Мы знали, что в городе действуют подпольщики. Знали и по листовкам на улицах, и по слухам, что на складе с горючим случился пожар, что кто-­то освободил узников из тюрьмы и т.д. На дверях могилевчан немцы развешивали приказы­-объявления, запрещающие своим солдатам и офицерам посещать частные дома. О причине этого я узнал после того, как к нам пришел наш знакомый и сказал, что, вскапывая у себя на огороде грядки, он наткнулся на убитого и присыпанного землей немца. На его вопрос «что делать?» мой отец посоветовал: «Присыпь место слоем чернозема и посей укроп! И никому ни слова». Оккупанты жесточайше карали за убийства своих. Говорили, что осенью 1943 года партизанка убила в Казимировке немца и труп оставила на дороге. За это были расстреляны 33 человека, в том числе и мой дядя.

Летом 1942 года в Могилеве появились итальянские солдаты, которые удивили нас оригинальностью своих головных уборов: высокие овальные фетровые шляпы с фазаньим пером. Это были альпийские стрелки. Другие же носили головные уборы, смахивающие на наши шапки-­ушанки, только без меха, со львом на кокарде. Один такой солдат по имени Пино собирал вокруг себя мальчишек (был филателистом). Они ему разыскивали советские почтовые марки в обмен на галеты. Пино выглядел жгучим брюнетом, его южный смуглый внешний вид с напомаженной прической очень отличался от наших людей, он был приветлив, а его широкая улыбка источала доброту и расположение.

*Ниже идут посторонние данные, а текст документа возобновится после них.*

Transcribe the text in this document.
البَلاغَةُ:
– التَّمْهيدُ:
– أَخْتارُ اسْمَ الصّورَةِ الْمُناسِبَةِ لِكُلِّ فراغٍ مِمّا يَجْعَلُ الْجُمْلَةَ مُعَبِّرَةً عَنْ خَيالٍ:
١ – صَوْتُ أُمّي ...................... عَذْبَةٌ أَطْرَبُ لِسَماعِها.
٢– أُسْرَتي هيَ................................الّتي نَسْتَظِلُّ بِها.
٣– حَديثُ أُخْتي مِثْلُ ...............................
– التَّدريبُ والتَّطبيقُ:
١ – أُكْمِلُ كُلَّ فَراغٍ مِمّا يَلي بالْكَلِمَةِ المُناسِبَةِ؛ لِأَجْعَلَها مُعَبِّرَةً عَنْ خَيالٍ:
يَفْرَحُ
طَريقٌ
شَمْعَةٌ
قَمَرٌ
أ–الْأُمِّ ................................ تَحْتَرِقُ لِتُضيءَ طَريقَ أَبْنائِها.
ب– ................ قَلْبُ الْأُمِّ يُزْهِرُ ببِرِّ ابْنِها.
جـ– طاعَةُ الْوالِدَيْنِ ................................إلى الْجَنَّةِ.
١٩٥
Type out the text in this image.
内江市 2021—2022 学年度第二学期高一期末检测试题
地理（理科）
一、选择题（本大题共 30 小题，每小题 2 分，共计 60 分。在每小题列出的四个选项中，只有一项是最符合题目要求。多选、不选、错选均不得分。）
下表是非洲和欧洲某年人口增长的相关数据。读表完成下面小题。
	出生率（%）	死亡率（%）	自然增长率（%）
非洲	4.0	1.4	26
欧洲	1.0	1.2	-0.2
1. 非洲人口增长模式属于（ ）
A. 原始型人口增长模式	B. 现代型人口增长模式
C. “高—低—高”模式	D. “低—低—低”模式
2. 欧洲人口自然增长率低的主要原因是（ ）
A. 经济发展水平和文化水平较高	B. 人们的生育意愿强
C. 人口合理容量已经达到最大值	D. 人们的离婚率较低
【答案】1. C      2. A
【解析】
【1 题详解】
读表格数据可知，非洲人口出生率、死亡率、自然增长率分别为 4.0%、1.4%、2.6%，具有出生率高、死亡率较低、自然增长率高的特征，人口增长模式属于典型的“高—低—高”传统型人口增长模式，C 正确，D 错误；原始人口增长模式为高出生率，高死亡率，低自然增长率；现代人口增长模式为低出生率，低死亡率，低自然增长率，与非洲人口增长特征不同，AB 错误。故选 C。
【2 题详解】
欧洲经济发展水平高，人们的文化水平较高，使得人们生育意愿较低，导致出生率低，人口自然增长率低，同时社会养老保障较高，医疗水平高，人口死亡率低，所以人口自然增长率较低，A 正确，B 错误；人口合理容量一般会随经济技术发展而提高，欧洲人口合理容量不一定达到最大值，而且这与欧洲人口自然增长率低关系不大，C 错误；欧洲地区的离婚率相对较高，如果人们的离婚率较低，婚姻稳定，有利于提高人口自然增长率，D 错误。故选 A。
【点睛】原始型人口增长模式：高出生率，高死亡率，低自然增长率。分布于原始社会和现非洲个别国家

Осенью 1943 года, когда свергли Муссолини, а Италия вышла из войны, немцы тут же разоружили итальянцев в Могилеве и отправили их в качестве военнопленных в лагерь на Луполово. Такую колонну итальянцев я видел на Первомайской улице и не мог понять, почему они под конвоем немцев идут куда­то.

Большим кошмаром для жителей Могилева обернулась политика «выжженной земли», проводимая оккупантами. Поздней осенью 1943 года немцы стали сжигать дома и взрывать кирпичные здания, предчувствуя свой конец. Кварталы Машековки, Подниколья были сожжены командами поджигателей в форме гитлеровских солдат. Эти факельщики ходили от дома к дому, металлическими ломами выбивали стекла в домах (для лучшей тяги воздуха) и поджигали дома один за другим. С высокого берега у городской больницы было хорошо видно море огня и стелющегося дыма над всем городом. Поселок химиков фабрики искусственного волокна, а это были капитальные двух- и трехэтажные дома, немцы взорвали. Здесь они электродрелями сверлили шпуры в простенках между окнами и закладывали туда взрывчатку. Были взорваны капитальные жилые дома и служебные здания на аэродроме, церковь в Заднепровье. Деревянные дома на Луполово полыхали морем огня. Жителей этих районов города превратили в нищих беженцев с жалкими котомками в руках и слезами на глазах.

Спустя столько десятилетий не могу спокойно вспоминать об этом кошмаре. Пришел 1944 год. Припоминаю тех 17 военнопленных немцев, которых вел крепкий парень­-партизан. Он зашел к нам в дом с просьбой, чтобы моя мама дала им чего­-нибудь поесть, т.к. они отощали и не могут идти дальше. Моя мама собрала в чугунок горсть черных сухарей, побрызгала их водой и поручила мне отнести этим пленным. Они поднялись с земли и грязными худыми руками потянулись в чугунок, беря сухари по кусочку. Двум сухарей не хватило. Остальные с ними поделились. Партизан поднял их и повел дальше. Я тогда подумал, о том какой разительный контраст между самоуверенными, наглыми немцами 1941 года и этими вояками, вызывающими даже жалость.